ARRESTATION DE RAMGOOLAM VENDREDI : Le PTr dénonce une « vendetta politique »

La nouvelle arrestation du leader du PTr vendredi dernier est « une vendetta politique » pour les membres du parti rouge, qui avaient réuni la presse au square Guy Rozemont samedi matin. Arvin Boolell ayant rendu son tablier de porte-parole, et étant par ailleurs absent de cette conférence de presse, c’est le président du parti, Patrick Assirvaden, ainsi que le chef de file du Labour au Parlement, Shakeel Mohamed, qui ont animé la réunion.
« Antoine Domingue avait raison de dire que le pays va droit vers une dictature », a déclaré d'emblée Patrick Assirvaden, qui estime que Navin Ramgoolam a fait un « pas politique » quelques jours plus tôt en assistant à la réunion du bureau politique. « Cela prouve que, politiquement, Navin Ramgoolam est encore vivant », commente Patrick Assirvaden. Pour le président du PTr, l’arrestation du leader du parti relève d’une « vendetta politique », faisant comprendre « qu’aucune charge légale valide » pèse sur ce dernier. Il est rejoint par Shakeel Mohamed, avocat de profession, qui estime que les charges retenues en fin de semaine contre Navin Ramgoolam « n’ont aucune logique ni de sens ». Selon l’avis de Shakeel Mohamed, la signature de Navin Ramgoolam aux documents en vertu de la Non-Citizen Property Restriction Act pour permettre à la BAI de procéder à la vente d'espaces de bureaux à la Bramer House, « n’a rien d’illégal », poursuivant que « d’ailleurs, aucun ministre ne signe de documents sans avis légal du Parquet ». Et Shakeel Mohamed d’ajouter : « En logeant ces charges contre Navin Ramgoolam, la police est en train de remettre en question l’indépendance de l'institution qu’est le “State Law Office” (SLO). »
Commentant en profondeur l’arrestation de leader des rouges la veille, Patrick Assirvaden a estimé que le « timing » de l’arrestation est une « manigance ». Et de pointer du doigt la police tout en s’interrogeant sur l’existence d’une « démarcation » entre l’exécutif et la police. Selon lui, « lord vine depi laho », précisant et qu’il importe désormais de connaître l’identité de « celui qui tire les ficelles ». Le président du PTr en appelle au nouveau commissaire de police, Mario Nobin, pour « ne pas céder à certaines pressions ».
« Il y a une perception généralisée qu’on se sert de la police comme d'un instrument pour punir les opposants politiques », affirme Patrick Assirvaden. Le président des rouges s’est par ailleurs associé à Paul Bérenger pour réclamer la démission du No 1 du CCID, Hemant Jangi.
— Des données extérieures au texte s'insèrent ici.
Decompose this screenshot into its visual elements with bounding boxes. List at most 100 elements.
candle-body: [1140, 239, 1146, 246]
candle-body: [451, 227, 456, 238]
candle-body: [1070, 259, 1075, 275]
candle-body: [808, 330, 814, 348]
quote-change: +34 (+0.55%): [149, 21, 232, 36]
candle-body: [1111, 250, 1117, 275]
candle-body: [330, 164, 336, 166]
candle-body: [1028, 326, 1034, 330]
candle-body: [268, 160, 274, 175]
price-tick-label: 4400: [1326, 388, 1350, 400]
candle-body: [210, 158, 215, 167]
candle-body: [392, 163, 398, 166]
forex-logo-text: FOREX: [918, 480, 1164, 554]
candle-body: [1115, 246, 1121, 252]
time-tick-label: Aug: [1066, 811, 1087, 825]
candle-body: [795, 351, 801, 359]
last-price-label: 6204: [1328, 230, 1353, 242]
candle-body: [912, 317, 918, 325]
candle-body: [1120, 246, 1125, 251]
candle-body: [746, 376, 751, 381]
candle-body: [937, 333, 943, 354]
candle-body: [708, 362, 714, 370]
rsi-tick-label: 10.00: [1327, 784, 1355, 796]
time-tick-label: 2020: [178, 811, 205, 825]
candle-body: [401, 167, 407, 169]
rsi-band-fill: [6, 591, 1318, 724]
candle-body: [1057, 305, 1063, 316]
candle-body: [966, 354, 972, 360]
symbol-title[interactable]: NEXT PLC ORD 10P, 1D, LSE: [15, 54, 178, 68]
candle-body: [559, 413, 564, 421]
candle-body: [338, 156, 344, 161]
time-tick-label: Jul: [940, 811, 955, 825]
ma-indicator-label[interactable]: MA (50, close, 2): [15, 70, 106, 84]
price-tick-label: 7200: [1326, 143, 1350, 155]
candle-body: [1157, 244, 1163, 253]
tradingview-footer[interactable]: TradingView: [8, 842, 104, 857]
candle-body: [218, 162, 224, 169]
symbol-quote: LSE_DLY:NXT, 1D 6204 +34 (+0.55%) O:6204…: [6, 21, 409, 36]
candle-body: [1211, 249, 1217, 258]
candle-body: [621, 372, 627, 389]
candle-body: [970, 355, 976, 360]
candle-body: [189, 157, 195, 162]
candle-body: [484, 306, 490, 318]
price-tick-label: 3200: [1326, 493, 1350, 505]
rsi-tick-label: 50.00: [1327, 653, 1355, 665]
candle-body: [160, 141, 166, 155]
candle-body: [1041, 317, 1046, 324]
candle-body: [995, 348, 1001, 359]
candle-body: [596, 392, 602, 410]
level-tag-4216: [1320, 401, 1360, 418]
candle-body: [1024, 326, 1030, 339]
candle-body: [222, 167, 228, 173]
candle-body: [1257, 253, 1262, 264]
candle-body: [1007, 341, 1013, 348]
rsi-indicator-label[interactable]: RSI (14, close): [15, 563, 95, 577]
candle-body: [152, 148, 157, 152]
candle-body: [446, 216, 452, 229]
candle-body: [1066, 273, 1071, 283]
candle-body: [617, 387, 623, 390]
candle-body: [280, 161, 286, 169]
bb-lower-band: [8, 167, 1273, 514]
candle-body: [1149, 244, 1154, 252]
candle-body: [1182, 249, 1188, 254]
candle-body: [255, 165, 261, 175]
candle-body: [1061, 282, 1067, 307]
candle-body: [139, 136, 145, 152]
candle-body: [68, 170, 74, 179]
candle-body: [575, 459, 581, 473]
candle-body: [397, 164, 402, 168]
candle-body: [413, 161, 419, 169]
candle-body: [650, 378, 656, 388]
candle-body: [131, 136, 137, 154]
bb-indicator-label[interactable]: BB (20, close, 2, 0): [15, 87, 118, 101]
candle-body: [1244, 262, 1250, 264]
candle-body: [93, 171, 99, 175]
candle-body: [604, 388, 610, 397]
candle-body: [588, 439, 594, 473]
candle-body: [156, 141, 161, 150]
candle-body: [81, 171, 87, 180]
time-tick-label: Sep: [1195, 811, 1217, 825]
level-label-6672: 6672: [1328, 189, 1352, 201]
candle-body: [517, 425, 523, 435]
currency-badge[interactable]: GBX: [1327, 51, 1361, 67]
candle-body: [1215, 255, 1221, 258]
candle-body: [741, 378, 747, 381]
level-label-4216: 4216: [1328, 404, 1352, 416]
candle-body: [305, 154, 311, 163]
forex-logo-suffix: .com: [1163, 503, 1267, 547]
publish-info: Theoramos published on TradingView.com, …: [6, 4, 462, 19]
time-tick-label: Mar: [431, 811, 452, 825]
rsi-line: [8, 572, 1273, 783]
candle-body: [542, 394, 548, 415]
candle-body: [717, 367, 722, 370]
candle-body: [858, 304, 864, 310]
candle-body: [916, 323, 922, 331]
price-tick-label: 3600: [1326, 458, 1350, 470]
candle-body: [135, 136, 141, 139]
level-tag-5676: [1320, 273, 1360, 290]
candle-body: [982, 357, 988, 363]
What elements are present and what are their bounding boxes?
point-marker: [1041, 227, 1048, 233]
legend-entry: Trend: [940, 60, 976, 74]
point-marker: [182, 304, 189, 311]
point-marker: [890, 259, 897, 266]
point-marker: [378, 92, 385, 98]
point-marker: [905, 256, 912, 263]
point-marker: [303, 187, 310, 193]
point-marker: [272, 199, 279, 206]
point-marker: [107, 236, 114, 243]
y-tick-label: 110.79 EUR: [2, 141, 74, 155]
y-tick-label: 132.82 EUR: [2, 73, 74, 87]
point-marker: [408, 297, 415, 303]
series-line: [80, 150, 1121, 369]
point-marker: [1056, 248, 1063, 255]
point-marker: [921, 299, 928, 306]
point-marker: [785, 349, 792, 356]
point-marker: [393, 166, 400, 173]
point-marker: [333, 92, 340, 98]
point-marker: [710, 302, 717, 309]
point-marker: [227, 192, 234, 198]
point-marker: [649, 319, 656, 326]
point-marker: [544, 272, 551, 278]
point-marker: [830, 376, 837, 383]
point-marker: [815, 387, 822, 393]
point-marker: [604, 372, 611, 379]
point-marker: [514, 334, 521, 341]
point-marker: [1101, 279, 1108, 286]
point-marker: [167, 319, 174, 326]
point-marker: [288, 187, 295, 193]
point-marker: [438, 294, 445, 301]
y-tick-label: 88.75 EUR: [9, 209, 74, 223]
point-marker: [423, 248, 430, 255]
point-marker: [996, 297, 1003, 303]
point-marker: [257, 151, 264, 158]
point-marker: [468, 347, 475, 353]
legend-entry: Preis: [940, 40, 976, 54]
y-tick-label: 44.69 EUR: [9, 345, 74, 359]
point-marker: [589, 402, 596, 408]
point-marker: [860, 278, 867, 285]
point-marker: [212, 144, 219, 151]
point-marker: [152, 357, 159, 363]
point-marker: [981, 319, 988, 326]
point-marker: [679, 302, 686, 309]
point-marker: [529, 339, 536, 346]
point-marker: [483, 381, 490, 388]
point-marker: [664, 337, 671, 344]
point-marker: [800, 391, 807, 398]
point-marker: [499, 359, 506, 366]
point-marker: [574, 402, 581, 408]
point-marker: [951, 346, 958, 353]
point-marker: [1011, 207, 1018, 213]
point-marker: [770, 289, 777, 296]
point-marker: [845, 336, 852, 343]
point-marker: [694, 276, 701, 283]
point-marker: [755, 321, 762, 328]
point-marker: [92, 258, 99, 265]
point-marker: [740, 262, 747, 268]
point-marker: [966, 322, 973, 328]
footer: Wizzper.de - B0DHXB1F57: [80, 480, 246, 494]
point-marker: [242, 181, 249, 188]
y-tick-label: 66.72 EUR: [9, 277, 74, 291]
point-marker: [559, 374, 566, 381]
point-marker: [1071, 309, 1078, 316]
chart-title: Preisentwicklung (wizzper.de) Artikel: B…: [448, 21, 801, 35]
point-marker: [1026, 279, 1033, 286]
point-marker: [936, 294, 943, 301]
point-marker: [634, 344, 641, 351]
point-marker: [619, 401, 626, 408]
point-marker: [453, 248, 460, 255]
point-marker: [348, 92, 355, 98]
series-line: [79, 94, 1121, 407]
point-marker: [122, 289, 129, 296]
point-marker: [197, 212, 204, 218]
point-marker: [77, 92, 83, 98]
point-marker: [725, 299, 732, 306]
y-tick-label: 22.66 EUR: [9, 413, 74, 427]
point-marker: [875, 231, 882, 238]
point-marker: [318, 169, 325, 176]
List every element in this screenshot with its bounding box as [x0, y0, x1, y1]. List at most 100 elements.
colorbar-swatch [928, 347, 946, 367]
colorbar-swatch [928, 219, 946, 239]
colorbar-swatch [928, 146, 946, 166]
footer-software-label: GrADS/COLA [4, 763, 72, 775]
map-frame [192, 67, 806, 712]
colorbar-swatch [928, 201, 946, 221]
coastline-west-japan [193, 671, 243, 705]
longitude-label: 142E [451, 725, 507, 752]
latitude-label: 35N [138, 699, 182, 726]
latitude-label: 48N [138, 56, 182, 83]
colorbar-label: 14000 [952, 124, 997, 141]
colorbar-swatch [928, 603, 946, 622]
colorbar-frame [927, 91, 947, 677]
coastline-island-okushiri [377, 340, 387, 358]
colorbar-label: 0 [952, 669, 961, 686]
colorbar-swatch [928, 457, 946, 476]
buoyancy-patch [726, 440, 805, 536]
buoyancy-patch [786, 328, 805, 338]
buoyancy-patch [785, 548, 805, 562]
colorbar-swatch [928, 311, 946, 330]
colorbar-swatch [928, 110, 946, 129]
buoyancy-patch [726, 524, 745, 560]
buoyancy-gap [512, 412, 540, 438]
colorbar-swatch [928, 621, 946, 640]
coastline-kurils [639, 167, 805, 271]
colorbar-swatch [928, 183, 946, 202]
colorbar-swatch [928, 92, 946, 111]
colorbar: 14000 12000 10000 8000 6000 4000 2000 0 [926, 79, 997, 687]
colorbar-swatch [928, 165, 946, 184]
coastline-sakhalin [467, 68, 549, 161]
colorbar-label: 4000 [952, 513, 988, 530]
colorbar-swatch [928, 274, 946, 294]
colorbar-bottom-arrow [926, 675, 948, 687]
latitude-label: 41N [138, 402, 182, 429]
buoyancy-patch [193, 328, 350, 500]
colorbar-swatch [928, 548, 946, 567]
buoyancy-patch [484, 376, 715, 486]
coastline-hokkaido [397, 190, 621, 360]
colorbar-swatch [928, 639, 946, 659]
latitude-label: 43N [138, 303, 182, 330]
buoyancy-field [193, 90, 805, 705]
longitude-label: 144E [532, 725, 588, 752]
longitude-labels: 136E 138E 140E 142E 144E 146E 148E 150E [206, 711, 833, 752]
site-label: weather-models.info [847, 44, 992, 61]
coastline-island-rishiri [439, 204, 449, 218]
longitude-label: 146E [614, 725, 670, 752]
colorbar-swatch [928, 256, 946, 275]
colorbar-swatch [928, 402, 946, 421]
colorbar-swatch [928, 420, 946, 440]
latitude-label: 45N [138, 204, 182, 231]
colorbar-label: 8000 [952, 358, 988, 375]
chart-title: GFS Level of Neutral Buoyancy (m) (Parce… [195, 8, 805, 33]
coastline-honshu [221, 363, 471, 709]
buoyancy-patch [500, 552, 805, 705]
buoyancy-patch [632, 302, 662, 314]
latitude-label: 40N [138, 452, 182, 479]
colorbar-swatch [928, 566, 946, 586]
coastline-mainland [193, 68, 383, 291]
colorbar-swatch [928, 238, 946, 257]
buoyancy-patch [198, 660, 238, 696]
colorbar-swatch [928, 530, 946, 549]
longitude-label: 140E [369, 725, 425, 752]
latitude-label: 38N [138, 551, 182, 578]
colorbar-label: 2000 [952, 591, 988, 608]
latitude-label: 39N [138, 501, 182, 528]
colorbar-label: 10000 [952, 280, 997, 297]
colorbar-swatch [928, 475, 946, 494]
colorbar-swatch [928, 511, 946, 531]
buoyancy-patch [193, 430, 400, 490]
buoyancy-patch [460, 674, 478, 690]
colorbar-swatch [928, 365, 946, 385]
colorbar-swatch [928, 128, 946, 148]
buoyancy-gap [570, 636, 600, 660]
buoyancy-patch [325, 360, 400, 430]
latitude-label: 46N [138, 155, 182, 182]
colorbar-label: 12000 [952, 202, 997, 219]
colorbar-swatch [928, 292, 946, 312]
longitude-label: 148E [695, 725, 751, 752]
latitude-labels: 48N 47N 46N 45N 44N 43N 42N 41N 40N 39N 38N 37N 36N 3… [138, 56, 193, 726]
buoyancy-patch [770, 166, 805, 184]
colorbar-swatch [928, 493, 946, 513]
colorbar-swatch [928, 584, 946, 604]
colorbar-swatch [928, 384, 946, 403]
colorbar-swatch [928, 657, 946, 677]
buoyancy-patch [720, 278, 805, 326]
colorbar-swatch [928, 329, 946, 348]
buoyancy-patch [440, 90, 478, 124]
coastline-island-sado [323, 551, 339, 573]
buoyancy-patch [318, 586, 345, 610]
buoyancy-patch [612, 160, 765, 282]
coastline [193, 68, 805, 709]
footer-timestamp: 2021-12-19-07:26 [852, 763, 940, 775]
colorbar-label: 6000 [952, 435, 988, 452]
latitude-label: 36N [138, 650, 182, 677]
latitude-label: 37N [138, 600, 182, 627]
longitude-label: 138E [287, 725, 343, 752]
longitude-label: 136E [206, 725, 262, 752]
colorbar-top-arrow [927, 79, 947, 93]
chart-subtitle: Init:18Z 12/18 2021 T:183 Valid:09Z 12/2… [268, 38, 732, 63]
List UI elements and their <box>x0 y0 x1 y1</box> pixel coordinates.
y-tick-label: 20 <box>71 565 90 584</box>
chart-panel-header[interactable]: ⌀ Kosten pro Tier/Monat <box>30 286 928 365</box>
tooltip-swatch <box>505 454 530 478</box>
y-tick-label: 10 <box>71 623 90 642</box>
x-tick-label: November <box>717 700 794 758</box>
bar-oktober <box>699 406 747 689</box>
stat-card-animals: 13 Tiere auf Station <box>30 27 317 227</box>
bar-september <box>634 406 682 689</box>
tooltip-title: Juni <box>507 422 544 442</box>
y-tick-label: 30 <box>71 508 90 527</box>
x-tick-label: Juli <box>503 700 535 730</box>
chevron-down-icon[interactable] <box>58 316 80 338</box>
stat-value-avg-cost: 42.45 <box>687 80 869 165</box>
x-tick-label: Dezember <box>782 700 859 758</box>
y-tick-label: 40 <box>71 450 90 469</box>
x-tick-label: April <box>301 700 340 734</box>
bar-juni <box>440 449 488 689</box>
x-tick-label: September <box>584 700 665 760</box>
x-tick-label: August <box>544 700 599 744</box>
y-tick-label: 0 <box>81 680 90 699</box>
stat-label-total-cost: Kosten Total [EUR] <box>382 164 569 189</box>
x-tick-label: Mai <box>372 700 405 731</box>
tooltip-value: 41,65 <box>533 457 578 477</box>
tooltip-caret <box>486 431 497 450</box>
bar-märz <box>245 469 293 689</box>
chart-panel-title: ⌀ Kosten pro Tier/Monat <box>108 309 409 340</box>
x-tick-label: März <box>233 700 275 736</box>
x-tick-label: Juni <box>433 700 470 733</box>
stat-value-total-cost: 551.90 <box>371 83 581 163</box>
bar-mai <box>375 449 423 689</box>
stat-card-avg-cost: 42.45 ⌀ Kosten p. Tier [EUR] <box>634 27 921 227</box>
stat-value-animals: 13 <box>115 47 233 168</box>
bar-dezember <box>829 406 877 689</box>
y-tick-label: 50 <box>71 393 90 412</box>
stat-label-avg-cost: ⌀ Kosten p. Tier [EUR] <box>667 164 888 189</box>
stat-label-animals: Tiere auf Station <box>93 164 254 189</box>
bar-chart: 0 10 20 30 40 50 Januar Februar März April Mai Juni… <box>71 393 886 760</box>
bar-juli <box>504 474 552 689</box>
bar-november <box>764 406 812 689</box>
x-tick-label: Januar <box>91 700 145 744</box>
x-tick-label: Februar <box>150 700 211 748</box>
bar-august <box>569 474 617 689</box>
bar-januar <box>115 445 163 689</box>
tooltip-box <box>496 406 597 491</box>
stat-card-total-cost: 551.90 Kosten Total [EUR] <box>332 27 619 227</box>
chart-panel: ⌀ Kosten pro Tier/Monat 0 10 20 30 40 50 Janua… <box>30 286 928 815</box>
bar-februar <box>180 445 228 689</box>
Le parti a ainsi pris la décision d’alerter les agences internationales comme Amnesty, Human Rights Watch ainsi que les ambassades à travers le monde.
Patrick Assirvaden a lancé un appel à « ma grande famille travailliste pour s’unifier face », dit-il, « à un gouvernement qui fait de la répression ». Un appel qu’il a étendu au reste de l’opposition. Leur point commun, dit-il, est « la dictature et les dérives du gouvernement actuel ».

Commentaires

This party with NCR at its head and together with his bunch of thugs and crooks brought this country on its knees - another term of office would have finished it all - they've been a real curse with all their evil deeds & crime and now they have the audacity to play the victim card. Surrounded by a bunch of sycophants his reign was that of a typical medieval tyran with all the country's institutions at his beck and call. A mafiosi style of governance that suffers no opposition, all to his whims and fancy. Now that the 'party is over' they're yapping out loud of "vendetta politique". How can that be? Who afterall are they trying to convince?
Please do at least try to give the public some credit for its common sense and discernment spirit! They're so abject and pathetic...

Give us a break PTr.

All the evidence are stacking up in favour of general public.

we want justice

and justice shall be done by what ever means

a team of delusional characters that would never win the hearts and minds of the norm

PTr. is obsolete
Good riddance

You bunch of idiots all the institutions were manipulated and most of the top brass in these institutions were NCR close friends.You are not defending the institutions but your leader.This "Vendetta Politique" which you ae referring to is very soft considering the level of frauds where you leader is implicated.His place is behind bars, whatever you say, this bastard deserve what he is getting and hopefully he will be put out of the circulation for some time then you guys could bring him some fruits for him when you visit him at Melrose.